Saturday, October 18, 2014

The fixed margin method or the two confidence interval method for obtaining the non-inferiority margin

For non-inferiority clinical trials, the key issue is to pre-specify the non-inferiority margin and the non-inferiority margin has to be based on the historical supporting data from the studies that compare the active control group with Placebo. If there are multiple historical studies comparing the active control group with Placebo, meta analysis will need to be performed. From the meta analysis, the point estimate and the 95% confidence interval will be obtained.

As indicated in FDA’s guidance "Non-Inferiority Clinical Trials", there are essentially two approaches to derive the non-inferiority margin:

“Having established a reasonable assumption for the control agent’s effect in the NI study,  there are essentially two different approaches to analysis of the NI study, one called the fixed  margin method (or the two confidence interval method) and the other called the synthesis method. Both approaches are discussed in later sections of section IV and use the same data  from the historical studies and NI study, but in different ways.”
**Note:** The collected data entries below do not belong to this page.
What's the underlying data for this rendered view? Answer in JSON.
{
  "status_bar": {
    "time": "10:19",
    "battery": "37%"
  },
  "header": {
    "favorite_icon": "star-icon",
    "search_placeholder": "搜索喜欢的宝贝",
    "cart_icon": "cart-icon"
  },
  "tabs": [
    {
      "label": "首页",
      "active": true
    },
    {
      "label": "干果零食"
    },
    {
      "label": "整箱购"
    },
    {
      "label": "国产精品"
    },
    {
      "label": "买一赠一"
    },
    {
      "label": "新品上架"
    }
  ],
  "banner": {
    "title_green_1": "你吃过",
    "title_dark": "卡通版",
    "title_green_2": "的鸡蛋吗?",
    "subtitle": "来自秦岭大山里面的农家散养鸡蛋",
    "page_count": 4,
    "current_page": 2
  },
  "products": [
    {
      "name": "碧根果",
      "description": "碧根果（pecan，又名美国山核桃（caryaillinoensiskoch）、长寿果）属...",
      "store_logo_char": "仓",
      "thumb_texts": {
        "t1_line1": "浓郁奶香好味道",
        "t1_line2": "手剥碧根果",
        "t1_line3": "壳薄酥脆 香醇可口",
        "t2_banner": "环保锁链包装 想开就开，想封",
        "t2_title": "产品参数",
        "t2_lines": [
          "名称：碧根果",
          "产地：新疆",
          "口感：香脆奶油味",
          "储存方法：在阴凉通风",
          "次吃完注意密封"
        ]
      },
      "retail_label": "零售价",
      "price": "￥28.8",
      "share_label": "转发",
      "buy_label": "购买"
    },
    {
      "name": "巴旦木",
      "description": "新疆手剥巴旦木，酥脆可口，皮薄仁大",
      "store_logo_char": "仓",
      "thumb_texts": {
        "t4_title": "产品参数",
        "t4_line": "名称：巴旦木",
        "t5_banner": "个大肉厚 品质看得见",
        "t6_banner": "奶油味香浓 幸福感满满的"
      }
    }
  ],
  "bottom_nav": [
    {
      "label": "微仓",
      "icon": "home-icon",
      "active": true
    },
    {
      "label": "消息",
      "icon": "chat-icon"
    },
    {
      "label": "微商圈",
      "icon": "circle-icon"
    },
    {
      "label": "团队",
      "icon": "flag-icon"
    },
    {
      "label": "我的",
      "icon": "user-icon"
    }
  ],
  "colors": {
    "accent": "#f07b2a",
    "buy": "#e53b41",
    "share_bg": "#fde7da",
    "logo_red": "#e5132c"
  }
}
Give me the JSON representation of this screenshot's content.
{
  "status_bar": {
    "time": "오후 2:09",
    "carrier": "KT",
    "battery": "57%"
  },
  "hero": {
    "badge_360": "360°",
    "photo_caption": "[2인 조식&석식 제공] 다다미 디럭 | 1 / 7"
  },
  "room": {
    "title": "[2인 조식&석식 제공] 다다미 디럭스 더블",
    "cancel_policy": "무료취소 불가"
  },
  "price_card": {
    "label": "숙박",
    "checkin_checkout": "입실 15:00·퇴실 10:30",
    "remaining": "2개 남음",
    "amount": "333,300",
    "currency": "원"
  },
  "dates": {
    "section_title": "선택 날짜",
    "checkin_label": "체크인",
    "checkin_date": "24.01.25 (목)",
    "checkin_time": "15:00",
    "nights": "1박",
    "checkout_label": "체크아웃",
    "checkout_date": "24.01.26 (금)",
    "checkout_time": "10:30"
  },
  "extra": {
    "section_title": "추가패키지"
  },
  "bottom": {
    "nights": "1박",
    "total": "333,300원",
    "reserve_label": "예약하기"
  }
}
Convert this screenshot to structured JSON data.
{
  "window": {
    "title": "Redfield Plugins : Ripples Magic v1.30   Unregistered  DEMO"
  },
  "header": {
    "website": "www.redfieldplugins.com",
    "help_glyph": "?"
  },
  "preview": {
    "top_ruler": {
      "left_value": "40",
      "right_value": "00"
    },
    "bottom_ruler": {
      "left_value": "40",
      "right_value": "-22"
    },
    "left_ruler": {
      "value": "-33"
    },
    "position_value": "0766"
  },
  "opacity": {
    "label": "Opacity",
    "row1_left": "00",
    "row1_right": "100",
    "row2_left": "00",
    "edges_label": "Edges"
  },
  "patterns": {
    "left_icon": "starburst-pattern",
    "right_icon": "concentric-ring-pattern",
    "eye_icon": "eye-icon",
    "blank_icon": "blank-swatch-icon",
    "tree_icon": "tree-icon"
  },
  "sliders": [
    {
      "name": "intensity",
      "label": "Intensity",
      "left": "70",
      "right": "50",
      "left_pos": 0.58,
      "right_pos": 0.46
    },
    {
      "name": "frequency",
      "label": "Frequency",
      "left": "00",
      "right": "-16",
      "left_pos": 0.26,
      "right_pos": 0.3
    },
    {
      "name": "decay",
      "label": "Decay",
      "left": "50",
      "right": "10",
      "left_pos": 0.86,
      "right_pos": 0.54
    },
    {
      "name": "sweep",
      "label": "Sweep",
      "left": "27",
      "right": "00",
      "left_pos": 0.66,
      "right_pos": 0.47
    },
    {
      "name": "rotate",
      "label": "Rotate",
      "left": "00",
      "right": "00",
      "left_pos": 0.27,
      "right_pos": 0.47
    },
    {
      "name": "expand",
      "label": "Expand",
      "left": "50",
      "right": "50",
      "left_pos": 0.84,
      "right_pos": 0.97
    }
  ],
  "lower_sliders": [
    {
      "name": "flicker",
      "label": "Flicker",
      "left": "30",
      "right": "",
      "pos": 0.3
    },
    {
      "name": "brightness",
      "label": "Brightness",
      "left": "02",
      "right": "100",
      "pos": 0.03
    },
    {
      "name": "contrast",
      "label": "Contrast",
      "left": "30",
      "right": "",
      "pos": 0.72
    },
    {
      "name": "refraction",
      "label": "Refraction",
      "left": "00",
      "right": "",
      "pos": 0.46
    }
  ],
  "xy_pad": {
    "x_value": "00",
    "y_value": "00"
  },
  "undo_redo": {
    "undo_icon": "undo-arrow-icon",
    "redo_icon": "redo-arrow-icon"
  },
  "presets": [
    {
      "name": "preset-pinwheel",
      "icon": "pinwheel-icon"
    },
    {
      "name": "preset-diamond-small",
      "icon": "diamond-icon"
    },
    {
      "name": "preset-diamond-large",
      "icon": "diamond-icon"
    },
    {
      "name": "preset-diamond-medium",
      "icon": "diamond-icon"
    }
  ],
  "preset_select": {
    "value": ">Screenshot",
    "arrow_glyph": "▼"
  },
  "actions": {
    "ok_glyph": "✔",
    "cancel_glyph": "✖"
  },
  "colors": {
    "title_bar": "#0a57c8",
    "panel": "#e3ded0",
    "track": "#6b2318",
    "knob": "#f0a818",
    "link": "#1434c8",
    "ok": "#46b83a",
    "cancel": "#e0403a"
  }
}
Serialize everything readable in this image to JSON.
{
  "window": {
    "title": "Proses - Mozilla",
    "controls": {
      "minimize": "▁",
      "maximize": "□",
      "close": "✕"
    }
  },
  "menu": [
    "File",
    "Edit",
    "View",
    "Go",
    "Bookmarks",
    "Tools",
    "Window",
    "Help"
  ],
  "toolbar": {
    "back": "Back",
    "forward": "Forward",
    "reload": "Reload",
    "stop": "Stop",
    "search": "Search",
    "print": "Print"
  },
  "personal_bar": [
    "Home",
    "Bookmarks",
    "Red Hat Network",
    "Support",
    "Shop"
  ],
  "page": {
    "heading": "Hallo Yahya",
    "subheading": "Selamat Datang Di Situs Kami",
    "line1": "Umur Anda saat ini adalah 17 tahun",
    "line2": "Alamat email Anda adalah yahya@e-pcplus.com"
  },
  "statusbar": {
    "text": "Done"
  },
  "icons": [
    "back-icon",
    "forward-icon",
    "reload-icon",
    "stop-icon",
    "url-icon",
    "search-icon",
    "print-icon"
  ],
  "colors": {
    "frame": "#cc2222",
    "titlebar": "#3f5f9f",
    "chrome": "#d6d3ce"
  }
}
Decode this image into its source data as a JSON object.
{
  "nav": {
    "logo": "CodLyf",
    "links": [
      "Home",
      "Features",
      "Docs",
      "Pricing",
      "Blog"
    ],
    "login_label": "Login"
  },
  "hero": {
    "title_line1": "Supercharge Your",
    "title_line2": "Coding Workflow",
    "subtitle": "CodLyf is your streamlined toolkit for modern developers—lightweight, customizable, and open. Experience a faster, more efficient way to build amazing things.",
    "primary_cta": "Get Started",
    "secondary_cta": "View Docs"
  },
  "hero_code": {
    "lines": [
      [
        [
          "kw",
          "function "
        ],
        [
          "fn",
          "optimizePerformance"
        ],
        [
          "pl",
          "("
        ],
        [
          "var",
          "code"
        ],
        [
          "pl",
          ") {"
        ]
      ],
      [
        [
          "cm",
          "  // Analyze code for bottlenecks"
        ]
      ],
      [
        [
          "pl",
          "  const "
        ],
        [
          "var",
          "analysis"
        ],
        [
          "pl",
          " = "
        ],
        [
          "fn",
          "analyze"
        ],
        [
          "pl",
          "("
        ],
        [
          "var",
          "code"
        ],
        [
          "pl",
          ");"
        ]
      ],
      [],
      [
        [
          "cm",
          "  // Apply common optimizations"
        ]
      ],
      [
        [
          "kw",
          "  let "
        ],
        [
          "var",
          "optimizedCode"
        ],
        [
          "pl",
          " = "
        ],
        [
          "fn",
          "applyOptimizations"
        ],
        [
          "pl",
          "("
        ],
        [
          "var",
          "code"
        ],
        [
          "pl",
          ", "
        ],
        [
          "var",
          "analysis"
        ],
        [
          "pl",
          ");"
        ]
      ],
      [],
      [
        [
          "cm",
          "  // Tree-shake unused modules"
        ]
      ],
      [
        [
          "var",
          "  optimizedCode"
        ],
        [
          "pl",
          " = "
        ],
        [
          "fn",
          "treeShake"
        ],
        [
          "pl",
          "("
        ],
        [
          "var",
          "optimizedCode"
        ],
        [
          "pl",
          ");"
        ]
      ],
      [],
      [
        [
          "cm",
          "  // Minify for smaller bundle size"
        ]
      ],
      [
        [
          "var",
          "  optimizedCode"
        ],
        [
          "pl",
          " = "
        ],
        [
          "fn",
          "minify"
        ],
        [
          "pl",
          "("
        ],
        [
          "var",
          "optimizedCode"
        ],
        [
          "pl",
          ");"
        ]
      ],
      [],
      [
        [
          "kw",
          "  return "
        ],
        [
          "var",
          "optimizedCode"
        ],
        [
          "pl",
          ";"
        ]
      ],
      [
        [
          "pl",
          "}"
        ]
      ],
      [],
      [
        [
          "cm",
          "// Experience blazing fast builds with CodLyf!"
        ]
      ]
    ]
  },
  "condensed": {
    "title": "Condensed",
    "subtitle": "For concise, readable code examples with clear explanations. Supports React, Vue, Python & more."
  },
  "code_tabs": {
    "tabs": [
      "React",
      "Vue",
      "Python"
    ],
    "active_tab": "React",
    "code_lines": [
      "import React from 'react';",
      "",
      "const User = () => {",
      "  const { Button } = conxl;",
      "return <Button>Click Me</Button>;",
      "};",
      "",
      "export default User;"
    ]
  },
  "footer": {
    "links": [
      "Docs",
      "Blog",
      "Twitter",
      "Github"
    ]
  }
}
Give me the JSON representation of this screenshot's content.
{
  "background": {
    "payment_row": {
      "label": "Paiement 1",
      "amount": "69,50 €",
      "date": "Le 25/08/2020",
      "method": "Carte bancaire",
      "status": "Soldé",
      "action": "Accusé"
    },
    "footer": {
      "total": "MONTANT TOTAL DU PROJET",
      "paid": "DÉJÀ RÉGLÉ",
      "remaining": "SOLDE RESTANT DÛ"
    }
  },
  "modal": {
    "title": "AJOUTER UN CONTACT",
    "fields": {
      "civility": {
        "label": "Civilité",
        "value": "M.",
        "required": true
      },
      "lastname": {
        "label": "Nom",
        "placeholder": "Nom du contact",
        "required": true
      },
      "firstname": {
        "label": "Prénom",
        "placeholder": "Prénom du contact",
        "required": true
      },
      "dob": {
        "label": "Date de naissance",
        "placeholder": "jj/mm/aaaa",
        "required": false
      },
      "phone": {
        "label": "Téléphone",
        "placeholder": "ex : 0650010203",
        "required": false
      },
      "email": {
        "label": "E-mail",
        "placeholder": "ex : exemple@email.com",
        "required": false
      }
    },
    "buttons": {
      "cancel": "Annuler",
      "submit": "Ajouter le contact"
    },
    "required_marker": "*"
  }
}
The guidance further explained the fixed margin method as:
 “in the fixed margin method, the margin M1 is based upon estimates of the effect of the active comparator in previously conducted studies, making any needed adjustments for changes in trial circumstances. The NI margin is then pre-specified and it is usually chosen as a margin smaller than M1 (i.e., M2), because it is usually felt that for an important endpoint a reasonable fraction of the effect of the control should be preserved. The NI study is successful if the results of the NI study rule out inferiority of the test drug to the control by the NI margin or more. It is referred to as a fixed margin analysis because the past studies comparing the drug with placebo are used to derive a single fixed value for M1, even though this value is based on results of placebo-controlled trials (one or multiple trials versus placebo) that have a point estimate and confidence interval for the comparison with placebo. The value typically chosen is the lower bound of the 95% CI (although this is potentially flexible) of a placebo-controlled trial or meta-analysis of trials. This value becomes the margin M1, after any adjustments needed for concerns about constancy. The fixed margin M1, or M2 if that is chosen as the NI margin, is then used as the value to be excluded for C-T in the NI study by ensuring that the upper bound of the 95% CI for C-T is < M1 (or M2). This 95% lower bound is, in one sense, a conservative estimate of the effect size shown in the historical experience. It is recognized, however, that although we use it as a “fixed” value, it is in fact a random variable, which cannot invariably be assumed to represent the active control effect in the NI study.”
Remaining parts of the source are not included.